More than 5,500 copies of the lower limb module were sold through the Apple Store since its release in March 2010. The iPhone app retails for 6.99 euros (approximately $9.99 U.S.), while the iPad version is priced at 14.99 euros (approximately $21.44 U.S.). Monster Anatomy Lite, a free version focused only on the knee, has been downloaded more than 35,000 times worldwide in the past year.
The first flash of fame for Monster Anatomy came when Apple selected the app as the lead graphic in its TV commercial for the launch of the iPad. Now translated into five languages, Monster Anatomy began as a doctoral thesis by Matthias Louis at the Henri Poincaré University Medical School in Nancy.
Dr. Alain Blum, the head of the Guilloz Imaging Services at the university hospital, encouraged development of the project with Nicolas Labonne and Raphaël Wach from the information technology staff. A beta version was presented at the 2009 RSNA meeting.
While Apple provides little information profiling purchasers of apps, messages from users reveal a strong uptake by medical professionals, including radiologists, surgeons, rheumatologists, chiropractors, and nurses, according to Labonne. Medical students, the original target of the doctoral thesis, remain a core audience.
"An iPhone app is more affordable and easier to carry around than several expensive medical textbooks," Wach said.
More than half of the iPad downloads have come from the U.S., Labonne reports, followed by Japan, France, Great Britain, and Germany.

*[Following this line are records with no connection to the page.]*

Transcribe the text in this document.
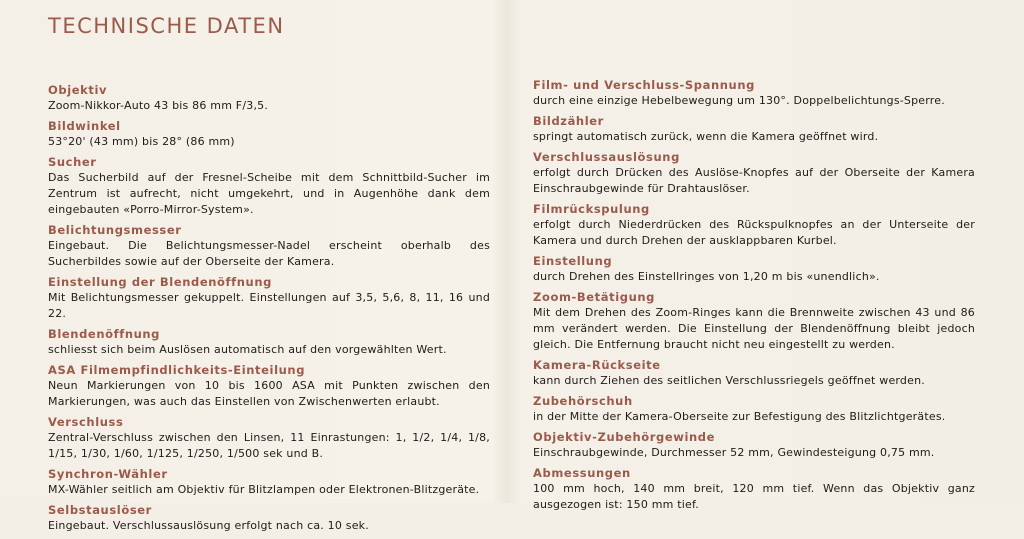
TECHNISCHE DATEN
Objektiv
Zoom-Nikkor-Auto 43 bis 86 mm F/3,5.
Bildwinkel
53°20' (43 mm) bis 28° (86 mm)
Sucher
Das Sucherbild auf der Fresnel-Scheibe mit dem Schnittbild-Sucher im Zentrum ist aufrecht, nicht umgekehrt, und in Augenhöhe dank dem eingebauten «Porro-Mirror-System».
Belichtungsmesser
Eingebaut. Die Belichtungsmesser-Nadel erscheint oberhalb des Sucherbildes sowie auf der Oberseite der Kamera.
Einstellung der Blendenöffnung
Mit Belichtungsmesser gekuppelt. Einstellungen auf 3,5, 5,6, 8, 11, 16 und 22.
Blendenöffnung
schliesst sich beim Auslösen automatisch auf den vorgewählten Wert.
ASA Filmempfindlichkeits-Einteilung
Neun Markierungen von 10 bis 1600 ASA mit Punkten zwischen den Markierungen, was auch das Einstellen von Zwischenwerten erlaubt.
Verschluss
Zentral-Verschluss zwischen den Linsen, 11 Einrastungen: 1, 1/2, 1/4, 1/8, 1/15, 1/30, 1/60, 1/125, 1/250, 1/500 sek und B.
Synchron-Wähler
MX-Wähler seitlich am Objektiv für Blitzlampen oder Elektronen-Blitzgeräte.
Selbstauslöser
Eingebaut. Verschlussauslösung erfolgt nach ca. 10 sek.
Film- und Verschluss-Spannung
durch eine einzige Hebelbewegung um 130°. Doppelbelichtungs-Sperre.
Bildzähler
springt automatisch zurück, wenn die Kamera geöffnet wird.
Verschlussauslösung
erfolgt durch Drücken des Auslöse-Knopfes auf der Oberseite der Kamera Einschraubgewinde für Drahtauslöser.
Filmrückspulung
erfolgt durch Niederdrücken des Rückspulknopfes an der Unterseite der Kamera und durch Drehen der ausklappbaren Kurbel.
Einstellung
durch Drehen des Einstellringes von 1,20 m bis «unendlich».
Zoom-Betätigung
Mit dem Drehen des Zoom-Ringes kann die Brennweite zwischen 43 und 86 mm verändert werden. Die Einstellung der Blendenöffnung bleibt jedoch gleich. Die Entfernung braucht nicht neu eingestellt zu werden.
Kamera-Rückseite
kann durch Ziehen des seitlichen Verschlussriegels geöffnet werden.
Zubehörschuh
in der Mitte der Kamera-Oberseite zur Befestigung des Blitzlichtgerätes.
Objektiv-Zubehörgewinde
Einschraubgewinde, Durchmesser 52 mm, Gewindesteigung 0,75 mm.
Abmessungen
100 mm hoch, 140 mm breit, 120 mm tief. Wenn das Objektiv ganz ausgezogen ist: 150 mm tief.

While the app is not yet Gray's Anatomy, the group clearly plans to build on its first-to-Internet lead as the online anatomical reference source. In partnership with the university and the university hospital (CHU-Nancy), Monster Minds Media was formed in November 2010 to continue development of modules covering other regions of the human body under the direction of Louis, now a radiologist practicing with Guilloz Imaging Services.
"We are looking into other projects, though we plan to stay in the field of medical imaging," Labonne said.